Technology: The knowledge, tools, and techniques used to transform input into output.

Supplier and Buyer Dependence

  • Supplier Dependence: The degree to which a company relies on a supplier.
  • Buyer Dependence: The degree to which a supplier relies on a buyer because of the importance of that buyer to the supplier and the difficulty of finding other buyers.

Opportunistic Behavior

Opportunistic Behavior: Not defined as mutually beneficial in the original text. It generally refers to one party benefiting at the expense of another.
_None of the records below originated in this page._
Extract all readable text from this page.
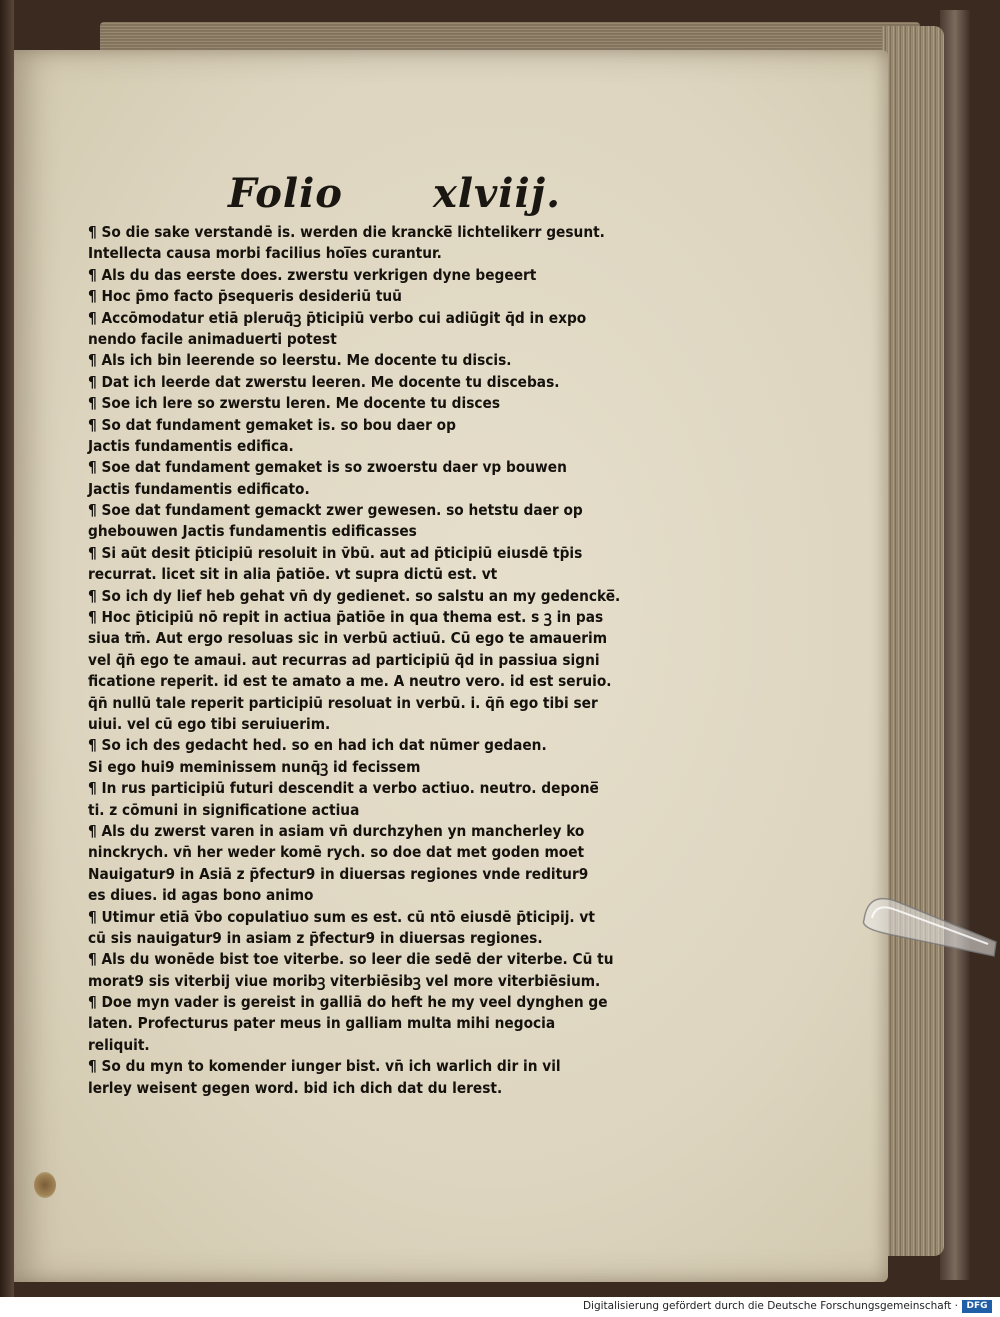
Folio xlviij.
¶ So die sake verstandē is. werden die krancke̅ lichtelikerr gesunt.
Intellecta causa morbi facilius hoi̅es curantur.
¶ Als du das eerste does. zwerstu verkrigen dyne begeert
¶ Hoc p̄mo facto p̄sequeris desideriū tuū
¶ Accōmodatur etiā pleruq̄ꝫ p̄ticipiū verbo cui adiūgit q̄d in expo
nendo facile animaduerti potest
¶ Als ich bin leerende so leerstu. Me docente tu discis.
¶ Dat ich leerde dat zwerstu leeren. Me docente tu discebas.
¶ Soe ich lere so zwerstu leren. Me docente tu disces
¶ So dat fundament gemaket is. so bou daer op
Jactis fundamentis edifica.
¶ Soe dat fundament gemaket is so zwoerstu daer vp bouwen
Jactis fundamentis edificato.
¶ Soe dat fundament gemackt zwer gewesen. so hetstu daer op
ghebouwen Jactis fundamentis edificasses
¶ Si aūt desit p̄ticipiū resoluit in v̄bū. aut ad p̄ticipiū eiusdē tp̄is
recurrat. licet sit in alia p̄atiōe. vt supra dictū est. vt
¶ So ich dy lief heb gehat vn̄ dy gedienet. so salstu an my gedencke̅.
¶ Hoc p̄ticipiū nō repit in actiua p̄atiōe in qua thema est. s ꝫ in pas
siua tm̄. Aut ergo resoluas sic in verbū actiuū. Cū ego te amauerim
vel q̄n̄ ego te amaui. aut recurras ad participiū q̄d in passiua signi
ficatione reperit. id est te amato a me. A neutro vero. id est seruio.
q̄n̄ nullū tale reperit participiū resoluat in verbū. i. q̄n̄ ego tibi ser
uiui. vel cū ego tibi seruiuerim.
¶ So ich des gedacht hed. so en had ich dat nūmer gedaen.
Si ego hui9 meminissem nunq̄ꝫ id fecissem
¶ In rus participiū futuri descendit a verbo actiuo. neutro. depone̅
ti. z cōmuni in significatione actiua
¶ Als du zwerst varen in asiam vn̄ durchzyhen yn mancherley ko
ninckrych. vn̄ her weder komē rych. so doe dat met goden moet
Nauigatur9 in Asiā z p̄fectur9 in diuersas regiones vnde reditur9
es diues. id agas bono animo
¶ Utimur etiā v̄bo copulatiuo sum es est. cū ntō eiusdē p̄ticipij. vt
cū sis nauigatur9 in asiam z p̄fectur9 in diuersas regiones.
¶ Als du wonēde bist toe viterbe. so leer die sedē der viterbe. Cū tu
morat9 sis viterbij viue moribꝫ viterbiēsibꝫ vel more viterbiēsium.
¶ Doe myn vader is gereist in galliā do heft he my veel dynghen ge
laten. Profecturus pater meus in galliam multa mihi negocia
reliquit.
¶ So du myn to komender iunger bist. vn̄ ich warlich dir in vil
lerley weisent gegen word. bid ich dich dat du lerest.
Digitalisierung gefördert durch die Deutsche Forschungsgemeinschaft · DFG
A correct definition would be: A transaction in which one party in the relationship benefits at the expense of the other.

The original document seems to confuse this with Relationship Behavior:

Relationship Behavior: The establishment of mutually beneficial, long-term exchanges between buyers and suppliers.

Industry Regulations

Industry Regulations: Regulations and rules that govern the business practices and procedures of specific industries, businesses, and professions.

Advocacy Groups

Advocacy Groups: Groups of concerned citizens who band together to try to influence the business practices of specific industries, businesses, and professions.

Advocacy Group Tactics

  • Public Communications: An advocacy group tactic that relies on voluntary participation by the news media and the advertising industry to get the advocacy group’s message out.
  • Media Advocacy: An advocacy group tactic that involves framing issues as public issues.
  • Product Boycott: An advocacy group tactic that involves protesting a company’s actions by convincing consumers not to purchase its products.

Cognitive Maps

Cognitive Maps: Graphic descriptions of how managers believe environmental factors relate to possible organizational actions.

Internal Environment

Internal Environment: The events and trends inside an organization that affect management, employees, and culture.

Organizational Culture

Organizational Culture: The values, beliefs, and attitudes shared by the members of an organization.

Organizational Stories

Organizational Stories: Stories told by members to make sense of events and changes in an organization, to emphasize culturally consistent decisions.

Company Vision

Company Vision: The purpose of a company’s existence.

Cultural Change Techniques

  • Behavioral Addition: The process of having managers and employees perform new behaviors that are central to and symbolic of the new organizational culture.
  • Behavioral Substitution: The process of having managers and employees perform new behaviors in place of another.
  • Visible Artifacts: Visible signs of an organization’s culture, such as office layout, dress code, and company benefits and perks.